3. The antibody for use in a method according to claim 1, wherein the inflammatory condition is an autoimmune condition in which IL-10 is elevated compared to a healthy subject.
4. The antibody for use according to claim 1, wherein said antibody binds to RBC molecules having a higher density on RBCs than on one or more other blood cells and/or cells associated with the vascular system.
5. The antibody for use according to any one of claims 1-4, wherein the antibody is monoclonal and human or humanized.
6. The antibody for use according to claim 5, wherein the antibody is of the IgG type, preferably IgG1, IgG2, IgG3 or IgG 4.

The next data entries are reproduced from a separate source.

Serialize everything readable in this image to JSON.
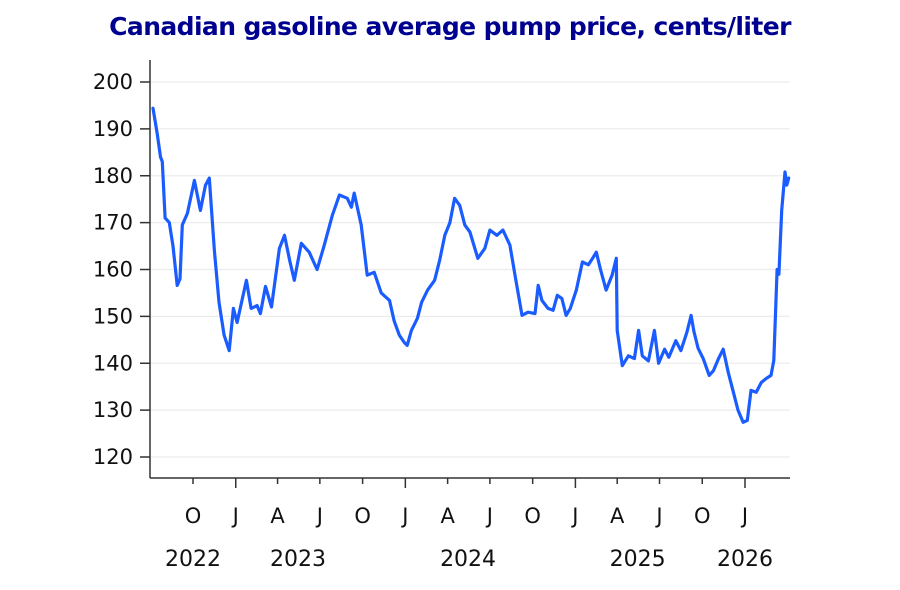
{
  "chart_data": {
    "type": "line",
    "title": "Canadian gasoline average pump price, cents/liter",
    "xlabel": "",
    "ylabel": "",
    "ylim": [
      115,
      204
    ],
    "xlim": [
      "2022-07-01",
      "2026-04-07"
    ],
    "grid": "horizontal",
    "legend": "none",
    "yticks": [
      120,
      130,
      140,
      150,
      160,
      170,
      180,
      190,
      200
    ],
    "xticks": [
      {
        "date": "2022-10-01",
        "label": "O"
      },
      {
        "date": "2023-01-01",
        "label": "J"
      },
      {
        "date": "2023-04-01",
        "label": "A"
      },
      {
        "date": "2023-07-01",
        "label": "J"
      },
      {
        "date": "2023-10-01",
        "label": "O"
      },
      {
        "date": "2024-01-01",
        "label": "J"
      },
      {
        "date": "2024-04-01",
        "label": "A"
      },
      {
        "date": "2024-07-01",
        "label": "J"
      },
      {
        "date": "2024-10-01",
        "label": "O"
      },
      {
        "date": "2025-01-01",
        "label": "J"
      },
      {
        "date": "2025-04-01",
        "label": "A"
      },
      {
        "date": "2025-07-01",
        "label": "J"
      },
      {
        "date": "2025-10-01",
        "label": "O"
      },
      {
        "date": "2026-01-01",
        "label": "J"
      }
    ],
    "year_labels": [
      {
        "date": "2022-10-01",
        "label": "2022"
      },
      {
        "date": "2023-05-15",
        "label": "2023"
      },
      {
        "date": "2024-05-15",
        "label": "2024"
      },
      {
        "date": "2025-05-15",
        "label": "2025"
      },
      {
        "date": "2026-01-01",
        "label": "2026"
      }
    ],
    "series": [
      {
        "name": "Average pump price",
        "color": "#1a5cff",
        "points": [
          [
            "2022-07-07",
            194.4
          ],
          [
            "2022-07-16",
            189
          ],
          [
            "2022-07-23",
            184
          ],
          [
            "2022-07-27",
            183
          ],
          [
            "2022-08-02",
            171
          ],
          [
            "2022-08-11",
            170
          ],
          [
            "2022-08-19",
            165
          ],
          [
            "2022-08-28",
            156.6
          ],
          [
            "2022-09-03",
            158
          ],
          [
            "2022-09-08",
            169.5
          ],
          [
            "2022-09-19",
            172
          ],
          [
            "2022-10-04",
            179
          ],
          [
            "2022-10-17",
            172.6
          ],
          [
            "2022-10-28",
            178
          ],
          [
            "2022-11-05",
            179.5
          ],
          [
            "2022-11-16",
            164
          ],
          [
            "2022-11-26",
            153
          ],
          [
            "2022-12-07",
            146
          ],
          [
            "2022-12-18",
            142.7
          ],
          [
            "2022-12-27",
            151.7
          ],
          [
            "2023-01-04",
            148.7
          ],
          [
            "2023-01-24",
            157.7
          ],
          [
            "2023-02-03",
            151.7
          ],
          [
            "2023-02-16",
            152.3
          ],
          [
            "2023-02-23",
            150.6
          ],
          [
            "2023-03-06",
            156.4
          ],
          [
            "2023-03-19",
            152
          ],
          [
            "2023-04-05",
            164.5
          ],
          [
            "2023-04-16",
            167.3
          ],
          [
            "2023-04-27",
            162
          ],
          [
            "2023-05-07",
            157.7
          ],
          [
            "2023-05-22",
            165.6
          ],
          [
            "2023-06-08",
            163.7
          ],
          [
            "2023-06-25",
            160
          ],
          [
            "2023-07-10",
            165
          ],
          [
            "2023-07-28",
            171.6
          ],
          [
            "2023-08-12",
            175.9
          ],
          [
            "2023-08-29",
            175.2
          ],
          [
            "2023-09-07",
            173.3
          ],
          [
            "2023-09-13",
            176.3
          ],
          [
            "2023-09-28",
            169.5
          ],
          [
            "2023-10-11",
            158.8
          ],
          [
            "2023-10-26",
            159.4
          ],
          [
            "2023-11-10",
            155
          ],
          [
            "2023-11-28",
            153.4
          ],
          [
            "2023-12-08",
            149
          ],
          [
            "2023-12-19",
            146
          ],
          [
            "2023-12-30",
            144.4
          ],
          [
            "2024-01-05",
            143.8
          ],
          [
            "2024-01-14",
            147
          ],
          [
            "2024-01-27",
            149.6
          ],
          [
            "2024-02-05",
            153
          ],
          [
            "2024-02-18",
            155.6
          ],
          [
            "2024-03-04",
            157.7
          ],
          [
            "2024-03-15",
            162
          ],
          [
            "2024-03-26",
            167.3
          ],
          [
            "2024-04-06",
            170
          ],
          [
            "2024-04-16",
            175.2
          ],
          [
            "2024-04-27",
            173.7
          ],
          [
            "2024-05-08",
            169.5
          ],
          [
            "2024-05-19",
            168
          ],
          [
            "2024-06-05",
            162.4
          ],
          [
            "2024-06-20",
            164.5
          ],
          [
            "2024-07-01",
            168.4
          ],
          [
            "2024-07-16",
            167.3
          ],
          [
            "2024-07-29",
            168.4
          ],
          [
            "2024-08-13",
            165.2
          ],
          [
            "2024-08-24",
            158.8
          ],
          [
            "2024-09-08",
            150.2
          ],
          [
            "2024-09-21",
            150.9
          ],
          [
            "2024-10-06",
            150.6
          ],
          [
            "2024-10-13",
            156.6
          ],
          [
            "2024-10-21",
            153.4
          ],
          [
            "2024-11-03",
            151.7
          ],
          [
            "2024-11-14",
            151.3
          ],
          [
            "2024-11-23",
            154.5
          ],
          [
            "2024-12-03",
            153.8
          ],
          [
            "2024-12-12",
            150.2
          ],
          [
            "2024-12-21",
            151.7
          ],
          [
            "2025-01-03",
            155.6
          ],
          [
            "2025-01-16",
            161.6
          ],
          [
            "2025-01-29",
            161
          ],
          [
            "2025-02-07",
            162.4
          ],
          [
            "2025-02-15",
            163.7
          ],
          [
            "2025-02-24",
            160
          ],
          [
            "2025-03-08",
            155.6
          ],
          [
            "2025-03-21",
            158.8
          ],
          [
            "2025-03-30",
            162.4
          ],
          [
            "2025-04-01",
            147
          ],
          [
            "2025-04-12",
            139.5
          ],
          [
            "2025-04-25",
            141.6
          ],
          [
            "2025-05-08",
            141
          ],
          [
            "2025-05-17",
            147
          ],
          [
            "2025-05-25",
            141.6
          ],
          [
            "2025-06-07",
            140.5
          ],
          [
            "2025-06-20",
            147
          ],
          [
            "2025-06-29",
            140
          ],
          [
            "2025-07-12",
            143
          ],
          [
            "2025-07-21",
            141.3
          ],
          [
            "2025-08-05",
            144.8
          ],
          [
            "2025-08-16",
            142.7
          ],
          [
            "2025-08-29",
            146.6
          ],
          [
            "2025-09-07",
            150.2
          ],
          [
            "2025-09-13",
            146.8
          ],
          [
            "2025-09-22",
            143.2
          ],
          [
            "2025-10-03",
            141
          ],
          [
            "2025-10-16",
            137.4
          ],
          [
            "2025-10-25",
            138.4
          ],
          [
            "2025-11-05",
            141
          ],
          [
            "2025-11-15",
            143
          ],
          [
            "2025-11-26",
            138
          ],
          [
            "2025-12-07",
            133.8
          ],
          [
            "2025-12-17",
            130
          ],
          [
            "2025-12-28",
            127.4
          ],
          [
            "2026-01-06",
            127.8
          ],
          [
            "2026-01-14",
            134.2
          ],
          [
            "2026-01-25",
            133.8
          ],
          [
            "2026-02-05",
            135.9
          ],
          [
            "2026-02-15",
            136.7
          ],
          [
            "2026-02-26",
            137.4
          ],
          [
            "2026-03-04",
            140.6
          ],
          [
            "2026-03-11",
            160
          ],
          [
            "2026-03-15",
            159
          ],
          [
            "2026-03-21",
            172.6
          ],
          [
            "2026-03-28",
            180.8
          ],
          [
            "2026-04-01",
            178
          ],
          [
            "2026-04-05",
            179.5
          ]
        ]
      }
    ]
  }
}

7. The antibody for use according to any one of claims 1 to 6, wherein the antibody comprises an Fc region and preferably binds to an Fc receptor, such as an FcyR receptor (FcyR), e.g.FcyRI (CD64), FcyRIIA (CD32), FcyRIIB (CD32), FcyRIIIA (CD16a), FcyRIIIB (CD16 b).
8. The antibody for use according to any one of claims 1 to 7, wherein the autoimmune condition is an autoantibody-mediated autoimmune condition.
9. The antibody for use according to any one of claims 1 to 8, wherein the condition:
(i) selected from Chronic Inflammatory Demyelinating Polyneuropathy (CIDP), Myasthenia Gravis (MG), Multiple Sclerosis (MS) and neuromyelitis optica (NMO),
(ii) selected from rheumatoid arthritis and TRALI.
10. The antibody for use according to any one of claims 1 to 8, wherein said RBC antibody binds a peptide epitope.
11. The antibody for use according to any one of claims 1 to 10, wherein said RBC antibody binds to an RBC molecule selected from the group consisting of an RhD protein, a glycoprotein a (gpa) protein, a human ortholog of TER-119 antigen (Ly76), and Band 3.
12. The antibody for use according to any one of claims 1 to 11, wherein said RBC antibody binds at 10 per cell2-105RBC molecules present in a density of copies.
13. The antibody for use according to any one of claims 1 to 12, wherein the antibody is administered by intravenous, intramuscular, intraperitoneal, intracerobrospinal, intracerebral, subcutaneous, intraarticular, intrasynovial, intrathecal, intrapulmonary, intranasal, intradermal topical administration or by inhalation, preferably by intravenous or subcutaneous administration.
14. The antibody for use according to any one of claims 1 to 13, wherein the antibody is administered in combination with one or more other therapeutic agents, preferably at least one other anti-inflammatory agent or an agent for treating an inflammatory condition or reducing a symptom thereof, optionally wherein the one or more other therapeutic agents are selected from an anti-inflammatory agent, an immunosuppressive agent and/or an analgesic agent.
15. The antibody for use according to any one of claims 1-14, wherein:
a. the administration of the antibody does not result in tolerance to or to the antigen, optionally wherein the antigen is a protein or peptide administered with the antibody involved in or causing the autoimmune condition, and/or
b. The antibody does not comprise any non-immunoglobulin sequences, preferably wherein the antibody consists of immunoglobulin sequences and no other sequences are present (e.g., fused to the N-or C-terminus), and/or
c. The antibody is not a fusion protein with any other protein or peptide.
16. The antibody for use according to any one of claims 1 to 14, wherein the antibody is administered to a subject in the form of a composition, optionally wherein the composition does not comprise any cells and/or no cells are co-administered with the composition.